Hence, U.S. President Joe Biden’s recent appeasement move (déjà vu) to restore sanctions waivers to Iran, as indirect American-Iranian talks on revitalizing the 2015 nuclear deal with Tehran enter the ultimate stretch, is nothing new.
“The Obama Administration finally admitted something its critics had long suspected,” John Hayward, Breitbart’s national security deputy editor wrote in September 2016. “The entire $1.7 billion tribute paid to Iran was tendered in cash – not just the initial $400 million infamously shipped to the Iranians in a cargo plane – at the same moment four American hostages were released.”
Recently, Iran’s parliament has demanded that the U.S. remove the Islamic Revolutionary Guard Corps (IRGC) from its Foreign Terrorist Organization (FTO) list, as one of the required measures to renew the Joint Comprehensive Plan of Action, the Iran nuclear deal.
In 2019, then-U.S. President Donald Trump’s administration put the IRGC on the FTO list, saying that Iran is “an outlaw regime that uses terrorism as a key tool of statecraft.” The Biden Administration, dealing from a position of weakness, is considering the removal of the group, just as the Obama Administration delisted the People’s Mojahedin Organization of Iran (Mujahedin-e Khalq) on Sept. 28, 2012.

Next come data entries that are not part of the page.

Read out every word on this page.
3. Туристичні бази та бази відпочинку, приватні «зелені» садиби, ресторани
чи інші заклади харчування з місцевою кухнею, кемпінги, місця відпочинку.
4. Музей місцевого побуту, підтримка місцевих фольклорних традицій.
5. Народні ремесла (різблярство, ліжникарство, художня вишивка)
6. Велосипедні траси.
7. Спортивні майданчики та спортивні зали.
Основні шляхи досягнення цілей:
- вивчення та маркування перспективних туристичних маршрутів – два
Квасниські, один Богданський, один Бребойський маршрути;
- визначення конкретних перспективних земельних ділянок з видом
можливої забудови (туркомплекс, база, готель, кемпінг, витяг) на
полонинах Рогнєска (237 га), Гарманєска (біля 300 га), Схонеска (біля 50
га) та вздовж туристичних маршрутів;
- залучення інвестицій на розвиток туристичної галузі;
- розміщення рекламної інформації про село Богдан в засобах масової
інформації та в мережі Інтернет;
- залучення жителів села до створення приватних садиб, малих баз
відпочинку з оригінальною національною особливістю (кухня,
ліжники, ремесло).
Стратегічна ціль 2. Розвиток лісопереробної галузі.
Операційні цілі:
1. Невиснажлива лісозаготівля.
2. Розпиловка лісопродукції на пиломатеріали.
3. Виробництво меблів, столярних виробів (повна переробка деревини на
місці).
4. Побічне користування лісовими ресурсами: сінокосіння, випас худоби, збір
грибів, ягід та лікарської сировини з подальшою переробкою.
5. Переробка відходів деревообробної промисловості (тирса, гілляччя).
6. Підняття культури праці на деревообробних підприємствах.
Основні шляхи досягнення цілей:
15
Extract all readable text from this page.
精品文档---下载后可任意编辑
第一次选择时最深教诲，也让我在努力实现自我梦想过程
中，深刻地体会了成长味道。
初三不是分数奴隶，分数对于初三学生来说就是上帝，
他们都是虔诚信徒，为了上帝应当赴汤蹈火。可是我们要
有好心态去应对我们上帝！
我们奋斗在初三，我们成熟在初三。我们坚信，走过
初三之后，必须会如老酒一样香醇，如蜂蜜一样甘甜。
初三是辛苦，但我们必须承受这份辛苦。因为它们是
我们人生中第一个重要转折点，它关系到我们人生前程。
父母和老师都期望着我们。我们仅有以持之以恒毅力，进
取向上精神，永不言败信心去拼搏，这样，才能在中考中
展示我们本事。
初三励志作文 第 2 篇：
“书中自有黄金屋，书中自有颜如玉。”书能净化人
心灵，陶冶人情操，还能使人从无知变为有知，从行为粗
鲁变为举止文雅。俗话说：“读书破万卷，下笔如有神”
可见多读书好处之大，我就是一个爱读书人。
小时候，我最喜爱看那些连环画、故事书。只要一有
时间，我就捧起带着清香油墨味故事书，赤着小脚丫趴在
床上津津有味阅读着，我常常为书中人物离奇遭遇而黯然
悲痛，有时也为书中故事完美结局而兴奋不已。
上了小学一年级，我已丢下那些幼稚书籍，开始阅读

Iran’s mullahs only understand the language of strength. They will take advantage of any perceived weakness and will assault if they feel retreat.
The U.S. administration’s double-standard vis-à-vis Russia and the Islamic Republic of Iran is shocking. While the U.S. calls Vladimir Putin a war criminal for committing genocide in Ukraine and imposes massive sanctions on Russia’s economy, it allows Russia to negotiate on its behalf over Iran’s nuclear program.
Iran was dishonest about the old deal from the very start and used its profits to destabilize the Middle East. That is exactly what it will do again, thanks to the new worst deal in history, brokered by Russia at the Biden Administration’s behest.
When dealing with the mullahs ruling Iran, what you see is not what you get, and what you hear is not what they mean. Transparency and honesty are not their strong suit.
The best predictor of future behavior is past performance. The religiously fanatical mullahs’ record is one of deception, dissimulation, treachery, violence, and more. They have perfected the art of deception.
The only viable approach is not half-hearted but a full-court press of restrictive economic measures against the Islamic Republic’s rulers. Unfortunately, it would make the Iranian people, particularly those outside the ruling apparatus, suffer hugely. But Iran’s people are willing to suffer a temporary hurt of this nature to get rid of the scourge that is the Islamic Republic.
We must ask ourselves, do these sanctions work? If sanctions must be pursued, then selective sanctions are the best method for preventing nuclear proliferation. The goal of sanctions is not to inflict pain and suffering but to affect a change in the policy or behavior of the target state.
The best strategy – the one that stands the greatest chance of success and entails the least risk of starting a cataclysmic chain reaction – is for a “coalition of the willing,” to borrow a phrase, to rally behind the Iranian opposition. Democracy-seeking secular Iranians are thoroughly capable of dislodging the tyrannical mullahs.
The misguided advocates of negotiation with the mullahs must beware. The mullahs are on a fanatical mission. They are intoxicated with petrodollars and aim to settle for nothing less than complete domination of the world under the Islamic ummah. They consider America and the West a dying system, while they believe their Islamism is the rising order. They are in no mood to negotiate for anything less than the total surrender of democracy to Islamism.